The simulation results revealed that the type I error of MVDLNM does not exceed the nominal level of 5% within ten lag mortalities. Since 10 days is an intuitive interval, we recommend incorporating up to 10 days of lag outcomes in the new approach. In conclusion, the new approach MVDLNM models lag outcomes within 10 days and lag exposures up to 1 month and provide valid results.

Strengths and limitations

This research proposed several novel statistical models accounting for daily mortality in previous days. Although the concept is intuitive and one could quickly implement the methods, the four methods were not valid tests. However, the negative findings could prevent researchers from such types of erroneous models. Comparing to the conventional analysis model that only assesses the current mortality, the new approach MVDLNM yielded a much more significant association. The RR’s maximum value in Fig. 1 increases to the RR in Fig. 5 and showed explicit evidence that the lag exposure and outcome of interests contribute to the statistical significance.

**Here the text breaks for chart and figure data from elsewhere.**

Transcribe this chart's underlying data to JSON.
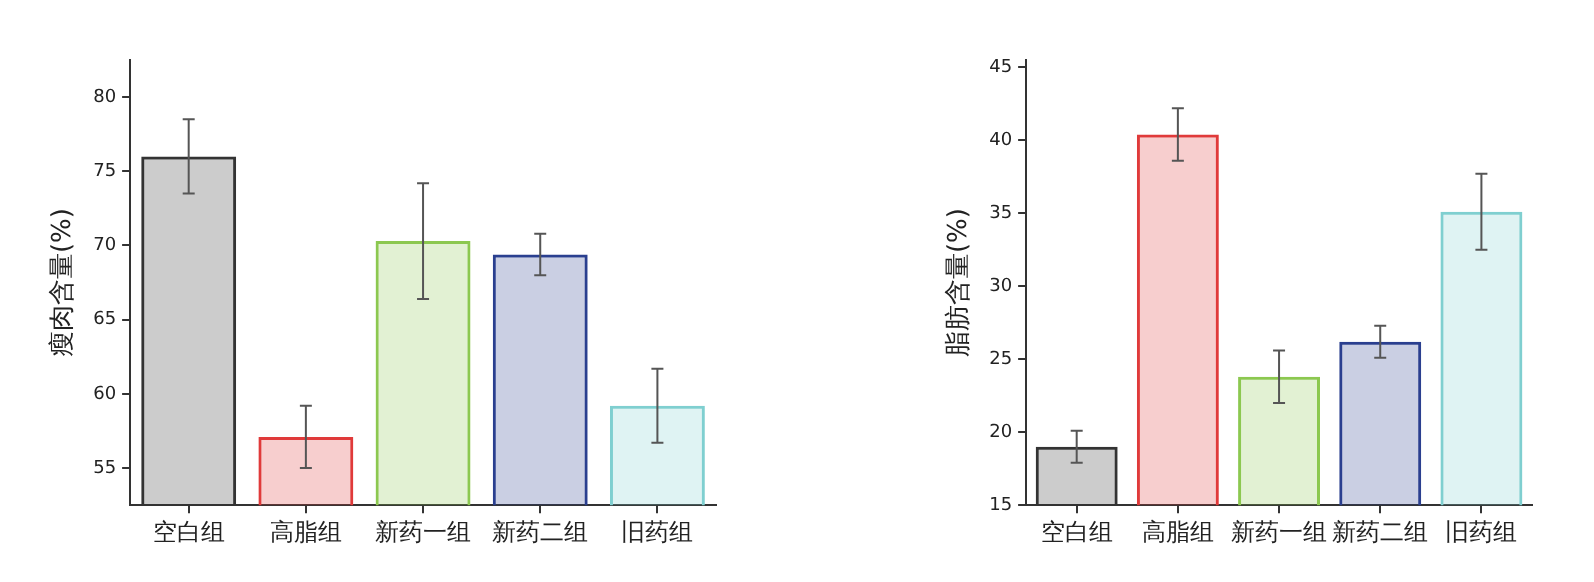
{
  "chart_data": [
    {
      "type": "bar",
      "ylabel": "瘦肉含量(%)",
      "categories": [
        "空白组",
        "高脂组",
        "新药一组",
        "新药二组",
        "旧药组"
      ],
      "values": [
        76.0,
        57.1,
        70.3,
        69.4,
        59.2
      ],
      "colors": [
        "#333333",
        "#e03a3a",
        "#8cc850",
        "#2a3f8f",
        "#7fcfd0"
      ],
      "errors": [
        2.5,
        2.1,
        3.9,
        1.4,
        2.5
      ],
      "ylim": [
        52.5,
        82.5
      ],
      "yticks": [
        55,
        60,
        65,
        70,
        75,
        80
      ],
      "grid": false
    },
    {
      "type": "bar",
      "ylabel": "脂肪含量(%)",
      "categories": [
        "空白组",
        "高脂组",
        "新药一组",
        "新药二组",
        "旧药组"
      ],
      "values": [
        19.0,
        40.4,
        23.8,
        26.2,
        35.1
      ],
      "colors": [
        "#333333",
        "#e03a3a",
        "#8cc850",
        "#2a3f8f",
        "#7fcfd0"
      ],
      "errors": [
        1.1,
        1.8,
        1.8,
        1.1,
        2.6
      ],
      "ylim": [
        15,
        45.5
      ],
      "yticks": [
        15,
        20,
        25,
        30,
        35,
        40,
        45
      ],
      "grid": false
    }
  ]
}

The data used in this study are limited to Taipei, the capital of Taiwan, while the relationship between temperature and mortality may consist of various profiles in other regions. For example, the accessibility and quality of medical care may be different in smaller towns. In addition, we considered the all-cause mortality since we could not further classify death causes into more categories, such as sudden cardiac death or myocardial infarction, which are more likely to be related to temperature and air pollution. As for the temperature, only daily mean temperature was considered in this study. We did not explore the highest, lowest temperature, and intraday temperature variation in the contribution to human death. Finally, some researchers proposed a threshold to differentiate the impact of hot and cold temperatures on mortality. In contrast, we use the continuous temperature measures to employ spline functions and polynomials.